It is ironic that though they have born much of the blame for the dastardly deeds of September 11, 2001, this crime has affected no group in America as negatively as it has Muslim Americans. Not only did Muslim Americans die on that day, they have since suffered psychological and emotional trauma as no other group of Americans has. No other community has been more maligned, disrespected, misrepresented, harassed, intimidated, misunderstood or rendered suspect -- not only by private citizens acting on their First Amendment rights, but by military personnel, public utilities, government officials and agencies, indeed, even presidential candidates, who either openly express anti-Muslim bigotry or display a conspicuously high tolerance for such.

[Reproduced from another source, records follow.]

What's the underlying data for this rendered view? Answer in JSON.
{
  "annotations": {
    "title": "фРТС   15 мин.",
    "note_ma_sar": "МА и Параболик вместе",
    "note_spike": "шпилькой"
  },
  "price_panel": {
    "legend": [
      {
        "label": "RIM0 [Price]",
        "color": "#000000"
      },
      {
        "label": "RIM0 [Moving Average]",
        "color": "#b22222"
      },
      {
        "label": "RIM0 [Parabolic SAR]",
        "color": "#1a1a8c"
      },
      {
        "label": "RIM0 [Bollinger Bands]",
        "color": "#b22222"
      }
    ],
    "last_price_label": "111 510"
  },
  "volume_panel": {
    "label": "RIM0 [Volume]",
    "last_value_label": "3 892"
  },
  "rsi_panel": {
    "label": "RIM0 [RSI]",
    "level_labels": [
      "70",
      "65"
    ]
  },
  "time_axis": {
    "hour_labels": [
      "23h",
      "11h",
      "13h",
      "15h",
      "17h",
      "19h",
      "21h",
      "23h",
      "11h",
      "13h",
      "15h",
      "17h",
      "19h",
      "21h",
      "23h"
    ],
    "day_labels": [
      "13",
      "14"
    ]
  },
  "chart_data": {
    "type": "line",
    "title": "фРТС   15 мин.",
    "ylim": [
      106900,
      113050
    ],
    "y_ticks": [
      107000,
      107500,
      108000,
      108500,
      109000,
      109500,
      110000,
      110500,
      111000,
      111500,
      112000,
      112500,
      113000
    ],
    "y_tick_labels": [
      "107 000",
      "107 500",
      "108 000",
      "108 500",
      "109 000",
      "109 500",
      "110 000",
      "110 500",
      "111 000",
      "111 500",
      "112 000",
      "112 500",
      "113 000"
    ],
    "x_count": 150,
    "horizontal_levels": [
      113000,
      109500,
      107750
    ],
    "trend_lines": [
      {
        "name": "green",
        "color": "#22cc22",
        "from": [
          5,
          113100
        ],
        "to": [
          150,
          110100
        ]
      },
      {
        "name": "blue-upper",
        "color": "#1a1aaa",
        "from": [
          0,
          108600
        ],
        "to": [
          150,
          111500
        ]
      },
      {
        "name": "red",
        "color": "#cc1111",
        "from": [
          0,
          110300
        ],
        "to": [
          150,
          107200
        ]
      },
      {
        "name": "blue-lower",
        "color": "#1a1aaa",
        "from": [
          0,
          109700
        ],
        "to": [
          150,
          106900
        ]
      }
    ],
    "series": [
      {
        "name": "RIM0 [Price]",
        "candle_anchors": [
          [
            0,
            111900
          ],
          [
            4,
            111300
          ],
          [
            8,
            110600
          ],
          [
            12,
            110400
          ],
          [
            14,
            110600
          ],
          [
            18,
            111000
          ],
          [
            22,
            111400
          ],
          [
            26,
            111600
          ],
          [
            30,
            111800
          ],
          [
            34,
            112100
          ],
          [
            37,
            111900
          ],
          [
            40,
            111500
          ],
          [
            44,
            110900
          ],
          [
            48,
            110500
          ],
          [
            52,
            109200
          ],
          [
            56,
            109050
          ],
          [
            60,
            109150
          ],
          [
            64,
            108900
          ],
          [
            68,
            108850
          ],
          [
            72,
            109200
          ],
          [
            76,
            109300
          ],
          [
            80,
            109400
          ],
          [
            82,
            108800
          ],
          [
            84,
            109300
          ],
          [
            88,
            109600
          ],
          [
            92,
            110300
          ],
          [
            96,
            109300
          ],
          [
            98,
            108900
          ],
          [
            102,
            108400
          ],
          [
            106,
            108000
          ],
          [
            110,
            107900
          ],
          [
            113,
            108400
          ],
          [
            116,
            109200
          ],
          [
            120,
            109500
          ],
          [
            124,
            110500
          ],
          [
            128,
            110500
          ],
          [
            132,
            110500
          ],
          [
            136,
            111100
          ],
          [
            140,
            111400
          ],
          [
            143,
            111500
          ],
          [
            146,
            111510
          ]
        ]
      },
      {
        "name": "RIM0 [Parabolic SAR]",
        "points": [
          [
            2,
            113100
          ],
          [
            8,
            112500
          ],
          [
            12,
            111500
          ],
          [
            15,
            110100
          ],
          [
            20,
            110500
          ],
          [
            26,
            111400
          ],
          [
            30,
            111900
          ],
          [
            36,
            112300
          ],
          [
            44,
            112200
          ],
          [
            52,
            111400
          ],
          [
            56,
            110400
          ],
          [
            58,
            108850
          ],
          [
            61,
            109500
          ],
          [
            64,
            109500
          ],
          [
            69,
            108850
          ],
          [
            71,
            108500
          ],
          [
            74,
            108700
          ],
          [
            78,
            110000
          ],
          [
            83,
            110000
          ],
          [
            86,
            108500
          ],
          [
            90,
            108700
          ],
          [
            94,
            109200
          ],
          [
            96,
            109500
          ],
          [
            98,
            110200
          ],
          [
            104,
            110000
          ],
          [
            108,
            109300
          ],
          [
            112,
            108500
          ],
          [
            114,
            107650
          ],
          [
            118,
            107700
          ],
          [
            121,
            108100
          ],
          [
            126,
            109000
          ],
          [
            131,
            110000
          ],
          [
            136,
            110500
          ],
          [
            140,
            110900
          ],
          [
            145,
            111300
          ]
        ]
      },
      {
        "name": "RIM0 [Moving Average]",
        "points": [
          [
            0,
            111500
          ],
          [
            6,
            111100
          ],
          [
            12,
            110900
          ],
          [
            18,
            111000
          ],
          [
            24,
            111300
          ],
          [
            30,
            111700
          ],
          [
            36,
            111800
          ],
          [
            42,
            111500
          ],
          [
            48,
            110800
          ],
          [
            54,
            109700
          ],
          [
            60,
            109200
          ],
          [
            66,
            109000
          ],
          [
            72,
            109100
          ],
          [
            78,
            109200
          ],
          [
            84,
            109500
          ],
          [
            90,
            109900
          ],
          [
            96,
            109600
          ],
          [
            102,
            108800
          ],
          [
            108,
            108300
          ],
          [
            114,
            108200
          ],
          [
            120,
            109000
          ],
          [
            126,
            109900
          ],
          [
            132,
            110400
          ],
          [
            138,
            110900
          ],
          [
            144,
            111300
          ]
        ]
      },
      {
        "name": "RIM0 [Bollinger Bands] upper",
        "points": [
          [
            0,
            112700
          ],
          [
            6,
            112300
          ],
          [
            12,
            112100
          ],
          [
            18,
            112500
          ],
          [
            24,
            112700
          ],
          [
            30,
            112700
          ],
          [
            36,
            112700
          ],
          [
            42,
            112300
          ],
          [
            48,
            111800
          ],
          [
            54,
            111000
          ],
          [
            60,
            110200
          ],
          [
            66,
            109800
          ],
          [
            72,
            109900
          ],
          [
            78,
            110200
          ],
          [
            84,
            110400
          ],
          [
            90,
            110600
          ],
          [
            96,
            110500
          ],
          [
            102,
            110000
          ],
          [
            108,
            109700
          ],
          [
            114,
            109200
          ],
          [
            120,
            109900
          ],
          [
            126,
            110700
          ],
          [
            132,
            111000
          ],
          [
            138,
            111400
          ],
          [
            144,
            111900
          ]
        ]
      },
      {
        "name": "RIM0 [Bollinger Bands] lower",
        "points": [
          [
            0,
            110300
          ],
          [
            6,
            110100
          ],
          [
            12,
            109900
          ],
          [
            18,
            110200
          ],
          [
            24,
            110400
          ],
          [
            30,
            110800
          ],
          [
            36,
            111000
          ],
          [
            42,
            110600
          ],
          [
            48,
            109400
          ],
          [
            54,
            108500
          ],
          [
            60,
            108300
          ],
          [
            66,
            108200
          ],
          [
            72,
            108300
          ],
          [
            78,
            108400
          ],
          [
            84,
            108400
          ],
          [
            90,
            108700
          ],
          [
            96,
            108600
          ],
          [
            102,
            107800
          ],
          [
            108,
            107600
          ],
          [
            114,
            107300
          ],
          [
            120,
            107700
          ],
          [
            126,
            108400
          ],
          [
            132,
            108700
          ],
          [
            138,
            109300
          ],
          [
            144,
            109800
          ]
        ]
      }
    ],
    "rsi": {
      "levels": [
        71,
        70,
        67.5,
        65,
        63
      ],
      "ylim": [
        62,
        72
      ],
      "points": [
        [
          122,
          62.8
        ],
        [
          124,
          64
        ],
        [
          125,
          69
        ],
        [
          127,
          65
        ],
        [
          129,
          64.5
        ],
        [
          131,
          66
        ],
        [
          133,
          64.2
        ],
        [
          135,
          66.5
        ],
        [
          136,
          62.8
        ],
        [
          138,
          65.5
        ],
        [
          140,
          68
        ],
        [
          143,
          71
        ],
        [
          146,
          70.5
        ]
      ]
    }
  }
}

And yet, ironically, all of this has begun a slow but steady and long overdue process of shifting the Muslim understanding of America and thus of themselves as Muslim-Americans. Prior to 9/11, America was for far too many Muslims essentially an ideological playground. From the pulpit of the Friday prayer, e.g., one could hear some of the most mindless and irresponsible rhetoric reflecting fanciful pipe-dreams of post-colonial payback or civilizational redemption. This was possible, of course, because America itself was the land of unalloyed freedom that allowed for the expression of views that could never be uttered as such in the Muslim world. At the same time, America was the land of absolute opportunity. There was no unearned privilege, and there were no victims; there were only winners and losers, those who worked hard and played by the rules and those who didn't. America's newest "model minority" could readily avail itself of all the opportunities born of America's successful pursuit of her ideals (freedom, equality, etc.). But they took almost no interest in America's historical failures (with the lone exception, of course, of foreign policy). What had happened to African Americans, Native Americans, Jewish Americans, Chinese Americans and others said more about these groups than it said about America as a democratic project. Race, in this context, that quintessentially American understanding of difference, was simply the odd obsession of a few bigoted whites and a majority of hypersensitive blacks. As for the challenge of American socio-cultural reality, this could be easily met by reproducing the conventions and cultural practices that had worked so wonderfully "back home."
All of this is now slowly but surely changing. Muslims are now painfully aware of the consequences of their words and gestures, and this has imposed a healthy and welcomed degree of discipline on Muslim American discourses. Nor are Muslim Americans any longer blind to the reality of victimhood; they now know that bigotry and prejudice are real and operative; and they know that both must be confronted! This has made it increasingly difficult to ignore the role and centrality of race in American identity formation and the production of "problem peoples." At the same time, as the cultural conventions and practices brought from "back home" reveal their impotence in the face of American forms of delinquency, Muslims are assiduously engaged in the pursuit of specifically Muslim American expressions of socio-cultural values and institutions.
This is the future of Islam in America, pregnant with opportunity, fraught with danger. Whether Muslim efforts will result in crass assimilation, principled indigenization or a combination of the two remains to be seen. What seems certain, however, is that 9/11 has opened a new era. And it will be impossible for Muslim-Americans to return to the pre-9/11 age.